Pennsylvania Supreme Court Significantly Restricts Life Without Parole Sentences for Children

07.03.17

Prosecutors seeking life without parole for juveniles are now required to overcome a presumption against life without parole by proving beyond a reasonable doubt that a child’s rehabilitation is impossible, according to a recent Pennsylvania Supreme Court ruling.

Last week, the Pennsylvania court vacated the life-without-parole sentence of Qu’eed Batts, who was sentenced to die in prison for an offense when he was only 14 years old. In his case, the court unanimously ruled that prosecutors seeking life-without-parole sentences for children must prove beyond a reasonable doubt that a child could never be rehabilitated.

In 2012, the U.S. Supreme Court issued a historic ruling in Miller v. Alabama holding that mandatory life-without-parole sentences for all children 17 or younger convicted of homicide are unconstitutional, and that judges must consider a child’s “diminished culpability and heightened capacity for change.”  In 2016, the U.S. Supreme Court ruled in Montgomery v. Louisiana, that Miller applies retroactively to bar life-without-parole sentences for all but the rare juvenile who “exhibits such irretrievable depravity that rehabilitation is impossible.”
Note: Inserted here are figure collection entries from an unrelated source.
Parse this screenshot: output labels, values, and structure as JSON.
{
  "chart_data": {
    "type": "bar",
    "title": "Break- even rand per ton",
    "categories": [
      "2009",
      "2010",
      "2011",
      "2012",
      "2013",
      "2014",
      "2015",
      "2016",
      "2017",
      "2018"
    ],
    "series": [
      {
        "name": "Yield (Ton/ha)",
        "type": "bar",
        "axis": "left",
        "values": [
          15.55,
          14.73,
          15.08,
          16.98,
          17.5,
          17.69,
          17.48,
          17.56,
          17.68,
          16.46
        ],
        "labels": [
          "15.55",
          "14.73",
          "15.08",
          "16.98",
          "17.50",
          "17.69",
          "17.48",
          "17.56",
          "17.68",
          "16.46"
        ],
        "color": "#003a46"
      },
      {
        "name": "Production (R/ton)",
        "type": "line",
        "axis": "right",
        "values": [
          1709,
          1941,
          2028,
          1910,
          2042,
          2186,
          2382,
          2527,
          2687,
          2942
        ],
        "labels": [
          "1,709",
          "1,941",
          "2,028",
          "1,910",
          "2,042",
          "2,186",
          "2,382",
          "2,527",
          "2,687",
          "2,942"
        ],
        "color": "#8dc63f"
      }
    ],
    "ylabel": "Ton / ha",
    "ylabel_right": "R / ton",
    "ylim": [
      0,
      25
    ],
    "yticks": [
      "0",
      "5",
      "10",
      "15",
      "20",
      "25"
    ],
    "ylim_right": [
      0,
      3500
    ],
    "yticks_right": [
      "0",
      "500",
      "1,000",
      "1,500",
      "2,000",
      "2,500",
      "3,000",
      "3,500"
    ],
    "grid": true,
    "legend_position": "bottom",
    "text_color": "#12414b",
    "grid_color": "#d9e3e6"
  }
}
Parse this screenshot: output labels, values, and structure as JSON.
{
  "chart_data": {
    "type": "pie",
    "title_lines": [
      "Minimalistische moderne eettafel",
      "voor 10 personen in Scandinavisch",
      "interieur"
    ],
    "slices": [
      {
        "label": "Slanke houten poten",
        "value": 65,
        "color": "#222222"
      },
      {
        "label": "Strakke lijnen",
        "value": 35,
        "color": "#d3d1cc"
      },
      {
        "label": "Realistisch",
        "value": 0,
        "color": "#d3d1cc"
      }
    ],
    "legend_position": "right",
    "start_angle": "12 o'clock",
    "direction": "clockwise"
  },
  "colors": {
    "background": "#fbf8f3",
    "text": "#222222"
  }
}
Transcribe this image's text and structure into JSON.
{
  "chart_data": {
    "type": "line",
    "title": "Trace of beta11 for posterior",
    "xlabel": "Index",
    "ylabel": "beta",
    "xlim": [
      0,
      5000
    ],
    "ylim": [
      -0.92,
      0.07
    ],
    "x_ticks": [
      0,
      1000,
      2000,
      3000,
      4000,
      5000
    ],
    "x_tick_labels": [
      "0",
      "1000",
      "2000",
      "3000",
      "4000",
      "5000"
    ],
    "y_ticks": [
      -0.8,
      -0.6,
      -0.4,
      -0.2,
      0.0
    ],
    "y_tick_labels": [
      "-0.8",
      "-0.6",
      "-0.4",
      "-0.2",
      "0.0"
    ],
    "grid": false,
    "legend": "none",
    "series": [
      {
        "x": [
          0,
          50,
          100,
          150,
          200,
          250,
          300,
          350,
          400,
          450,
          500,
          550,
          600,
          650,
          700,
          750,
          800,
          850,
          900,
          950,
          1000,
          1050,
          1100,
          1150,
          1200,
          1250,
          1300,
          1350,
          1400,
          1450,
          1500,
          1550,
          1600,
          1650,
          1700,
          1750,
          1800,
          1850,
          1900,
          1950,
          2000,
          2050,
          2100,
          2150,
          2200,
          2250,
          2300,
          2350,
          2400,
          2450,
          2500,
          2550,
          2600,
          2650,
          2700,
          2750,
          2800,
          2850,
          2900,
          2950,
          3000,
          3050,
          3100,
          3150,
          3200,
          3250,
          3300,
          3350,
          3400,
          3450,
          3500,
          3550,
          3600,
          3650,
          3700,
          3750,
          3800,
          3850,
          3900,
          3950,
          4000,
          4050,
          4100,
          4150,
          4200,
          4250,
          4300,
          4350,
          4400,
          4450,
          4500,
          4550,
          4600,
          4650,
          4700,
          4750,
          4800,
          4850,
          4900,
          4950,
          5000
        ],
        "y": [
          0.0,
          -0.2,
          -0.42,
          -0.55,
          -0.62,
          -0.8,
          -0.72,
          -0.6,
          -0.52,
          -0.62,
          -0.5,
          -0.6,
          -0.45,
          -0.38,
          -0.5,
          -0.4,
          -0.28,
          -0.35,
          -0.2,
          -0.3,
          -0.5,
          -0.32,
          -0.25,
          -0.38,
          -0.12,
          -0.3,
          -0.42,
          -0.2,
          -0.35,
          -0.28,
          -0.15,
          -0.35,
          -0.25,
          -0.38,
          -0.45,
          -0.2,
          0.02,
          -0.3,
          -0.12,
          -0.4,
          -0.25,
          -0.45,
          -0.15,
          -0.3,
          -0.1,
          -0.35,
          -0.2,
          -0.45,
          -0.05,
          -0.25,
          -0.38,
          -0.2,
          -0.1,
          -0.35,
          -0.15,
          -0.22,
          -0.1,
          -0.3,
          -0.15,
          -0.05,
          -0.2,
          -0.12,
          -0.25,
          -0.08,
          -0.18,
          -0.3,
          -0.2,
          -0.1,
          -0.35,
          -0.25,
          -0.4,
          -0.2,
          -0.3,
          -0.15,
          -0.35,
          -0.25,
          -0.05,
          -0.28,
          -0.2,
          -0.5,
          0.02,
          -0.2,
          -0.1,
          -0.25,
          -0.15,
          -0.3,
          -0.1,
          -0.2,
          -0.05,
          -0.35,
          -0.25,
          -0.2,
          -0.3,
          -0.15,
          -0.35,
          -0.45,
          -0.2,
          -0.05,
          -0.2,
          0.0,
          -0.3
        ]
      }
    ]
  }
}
“We conclude that a sentence of life in prison without the possibility of parole for Batts is disproportionate under Miller and Montgomery and thus violates the Eighth Amendment to the United States Constitution,” the justices wrote in the Pennsylvania court ruling.

Pennsylvania joins the growing consensus of state courts taking a realistic approach to constitutional sentences for children by requiring new sentences that provide a meaningful opportunity for release once the child has matured and rehabilitated. Pennsylvania has the highest number of juveniles serving life-without-parole sentences in the country.

The United States is the only country in the world where people are sentenced to die in prison for offenses committed as children. EJI believes that juvenile life-without-parole sentences are unconstitutional and is working to challenge death-in-prison sentences throughout the country.